Upon investiture of the current Minister of Mines and Energy in January 2019, the Ministry of Mines and Energy created a working group composed of members of the Ministry of Mines and Energy, National Electric System Operator (ANEEL), CCEE, EPE and National Electric System Operator to present new proposals for the modernisation of the electricity sector, also considering the above-mentioned contribution by the players in the sector. New proposals are expected to be presented to the ministry in 2020.

At the end of 2019, the federal government presented a new bill of law for the privatisation of Centrais Elétricas Brasileiras SA ­(Eletrobras), which is a mixed-capital company created by Law No. 3,890-A, dated 25 April 1961 and is a major participant in the electricity sector. This privatisation is expected to occur through the sale and purchase of shares owned by the federal government in the stock market, upon a corporate reorganisation to segregate certain assets and companies of Eletrobras group, such as the Itaipu hydropower plant and Eletronuclear. However, this is still pending approval of the Congress.

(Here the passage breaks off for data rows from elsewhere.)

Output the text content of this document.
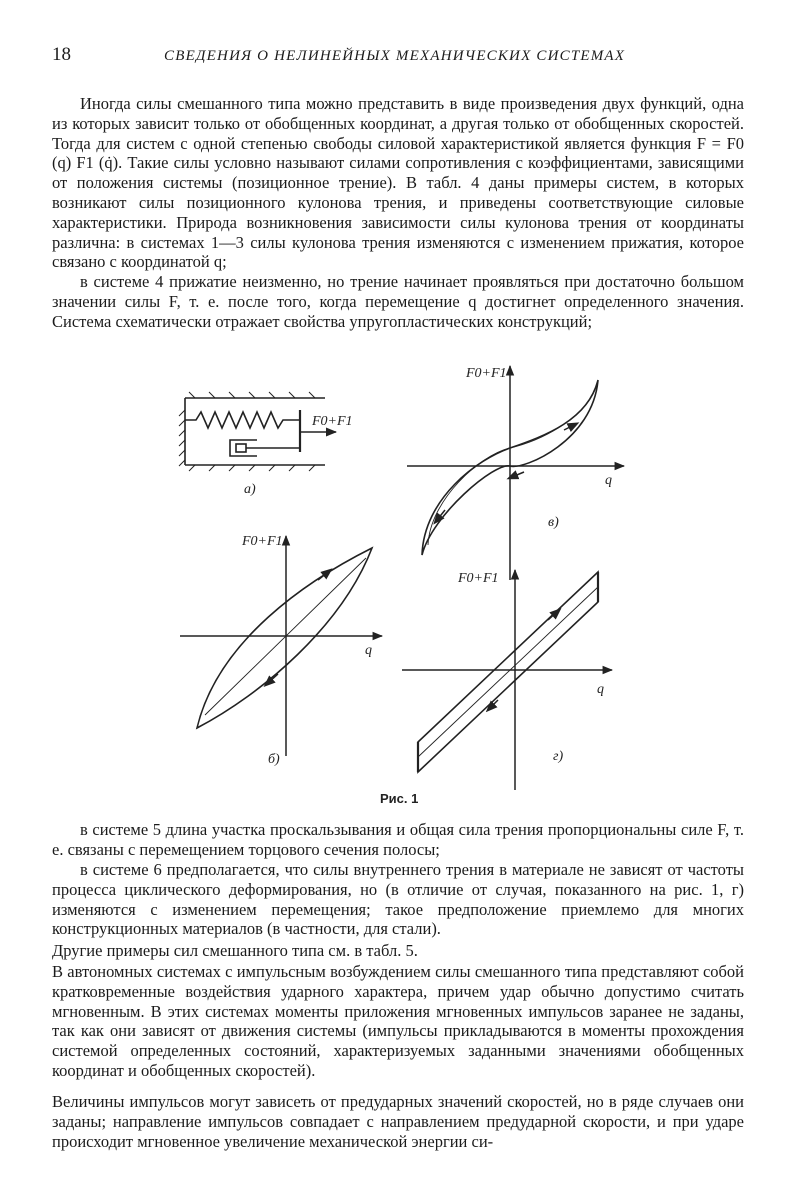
18	СВЕДЕНИЯ О НЕЛИНЕЙНЫХ МЕХАНИЧЕСКИХ СИСТЕМАХ

Иногда силы смешанного типа можно представить в виде произведения двух функций, одна из которых зависит только от обобщенных координат, а другая только от обобщенных скоростей. Тогда для систем с одной степенью свободы силовой характеристикой является функция F = F0 (q) F1 (q̇). Такие силы условно называют силами сопротивления с коэффициентами, зависящими от положения системы (позиционное трение). В табл. 4 даны примеры систем, в которых возникают силы позиционного кулонова трения, и приведены соответствующие силовые характеристики. Природа возникновения зависимости силы кулонова трения от координаты различна: в системах 1—3 силы кулонова трения изменяются с изменением прижатия, которое связано с координатой q;

в системе 4 прижатие неизменно, но трение начинает проявляться при достаточно большом значении силы F, т. е. после того, когда перемещение q достигнет определенного значения. Система схематически отражает свойства упругопластических конструкций;

F0+F1
a)
F0+F1
q
в)
F0+F1
q
б)
F0+F1
q
г)
Рис. 1

в системе 5 длина участка проскальзывания и общая сила трения пропорциональны силе F, т. е. связаны с перемещением торцового сечения полосы;

в системе 6 предполагается, что силы внутреннего трения в материале не зависят от частоты процесса циклического деформирования, но (в отличие от случая, показанного на рис. 1, г) изменяются с изменением перемещения; такое предположение приемлемо для многих конструкционных материалов (в частности, для стали).

Другие примеры сил смешанного типа см. в табл. 5.

В автономных системах с импульсным возбуждением силы смешанного типа представляют собой кратковременные воздействия ударного характера, причем удар обычно допустимо считать мгновенным. В этих системах моменты приложения мгновенных импульсов заранее не заданы, так как они зависят от движения системы (импульсы прикладываются в моменты прохождения системой определенных состояний, характеризуемых заданными значениями обобщенных координат и обобщенных скоростей).

Величины импульсов могут зависеть от предударных значений скоростей, но в ряде случаев они заданы; направление импульсов совпадает с направлением предударной скорости, и при ударе происходит мгновенное увеличение механической энергии си-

In 2018, Bill of Law No. 10,985 was presented in the Federal Senate purporting, among other matters, to establish new conditions for the renegotiation of the generation scaling factor GSF in the National Integrated System (ie, allowing the renegotiation of debts of the hydropower generators in the spot market).

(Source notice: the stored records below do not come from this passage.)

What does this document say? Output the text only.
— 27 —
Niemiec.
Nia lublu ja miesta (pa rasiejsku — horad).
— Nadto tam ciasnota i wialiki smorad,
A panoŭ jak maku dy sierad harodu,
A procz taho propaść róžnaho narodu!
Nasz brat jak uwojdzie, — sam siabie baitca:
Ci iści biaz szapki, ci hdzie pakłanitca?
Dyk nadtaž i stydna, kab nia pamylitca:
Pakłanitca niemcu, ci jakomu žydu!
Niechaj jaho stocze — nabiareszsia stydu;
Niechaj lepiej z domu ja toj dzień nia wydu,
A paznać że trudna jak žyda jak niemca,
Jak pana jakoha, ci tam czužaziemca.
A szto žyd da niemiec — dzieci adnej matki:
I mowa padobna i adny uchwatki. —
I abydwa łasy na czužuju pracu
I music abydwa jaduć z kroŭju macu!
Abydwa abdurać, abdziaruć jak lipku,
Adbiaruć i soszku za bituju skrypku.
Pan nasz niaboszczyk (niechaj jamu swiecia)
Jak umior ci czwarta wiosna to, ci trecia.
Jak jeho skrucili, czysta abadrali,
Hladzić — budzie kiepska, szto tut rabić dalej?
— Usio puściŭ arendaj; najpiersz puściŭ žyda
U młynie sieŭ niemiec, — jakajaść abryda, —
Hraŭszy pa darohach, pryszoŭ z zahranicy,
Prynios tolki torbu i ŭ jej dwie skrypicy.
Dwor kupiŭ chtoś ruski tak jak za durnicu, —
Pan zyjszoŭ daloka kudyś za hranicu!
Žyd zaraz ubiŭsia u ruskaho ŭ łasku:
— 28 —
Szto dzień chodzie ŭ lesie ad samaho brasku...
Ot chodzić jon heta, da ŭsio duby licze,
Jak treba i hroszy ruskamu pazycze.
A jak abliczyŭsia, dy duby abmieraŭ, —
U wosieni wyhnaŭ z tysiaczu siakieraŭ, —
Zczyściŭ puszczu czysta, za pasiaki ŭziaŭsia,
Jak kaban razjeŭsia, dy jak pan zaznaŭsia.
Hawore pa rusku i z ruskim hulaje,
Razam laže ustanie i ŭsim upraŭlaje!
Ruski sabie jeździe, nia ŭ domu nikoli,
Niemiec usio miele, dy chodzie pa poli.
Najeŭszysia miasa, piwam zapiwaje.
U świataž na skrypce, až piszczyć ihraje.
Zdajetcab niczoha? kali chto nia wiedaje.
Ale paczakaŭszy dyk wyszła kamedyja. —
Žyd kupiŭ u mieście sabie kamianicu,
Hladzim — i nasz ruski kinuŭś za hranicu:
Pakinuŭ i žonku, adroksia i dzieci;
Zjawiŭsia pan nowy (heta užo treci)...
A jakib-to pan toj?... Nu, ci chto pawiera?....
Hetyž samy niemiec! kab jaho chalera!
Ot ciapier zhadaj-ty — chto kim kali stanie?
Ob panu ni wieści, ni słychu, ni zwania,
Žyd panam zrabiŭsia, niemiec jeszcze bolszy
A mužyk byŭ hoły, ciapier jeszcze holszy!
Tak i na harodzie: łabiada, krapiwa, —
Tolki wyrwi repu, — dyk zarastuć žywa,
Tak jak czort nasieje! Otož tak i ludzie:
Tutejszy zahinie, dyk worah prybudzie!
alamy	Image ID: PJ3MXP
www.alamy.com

Regulatory changes regarding renewable energy are also expected for 2020. This is a reflection of recent trends, as ANEEL also regulated in 2012 the net metering mechanism for distributed generation, which plays an important role in increasing the use of photovoltaic solar generation in Brazil, among other alternative energies.

Regarding the natural gas regulatory framework, which is expected to play a major role in the expansion of electricity generation capacity in Brazil, significant changes were recently approved by means of CNPE Resolution No. 16, dated 24 June 2019, which established guidelines to foster free competition in the natural gas market with the participation of several players. After the publication of the resolution, Administrative Council for Economic Defence and Petróleo Brasileiro SA (Petrobras) entered into (i) a cease-and-desist agreement on 11 June 2019 for the sale of its equity interest in eight of 13 refineries owned by Petrobras; and (ii) another cease-and-desist agreement, on 8 July 2019, aimed at opening up the Brazilian natural gas market, encouraging the entry of new market players, by establishing obligations for Petrobras, including divestments in natural gas transportation and local distribution companies, and also through the implementation of gas release and capacity release mechanisms.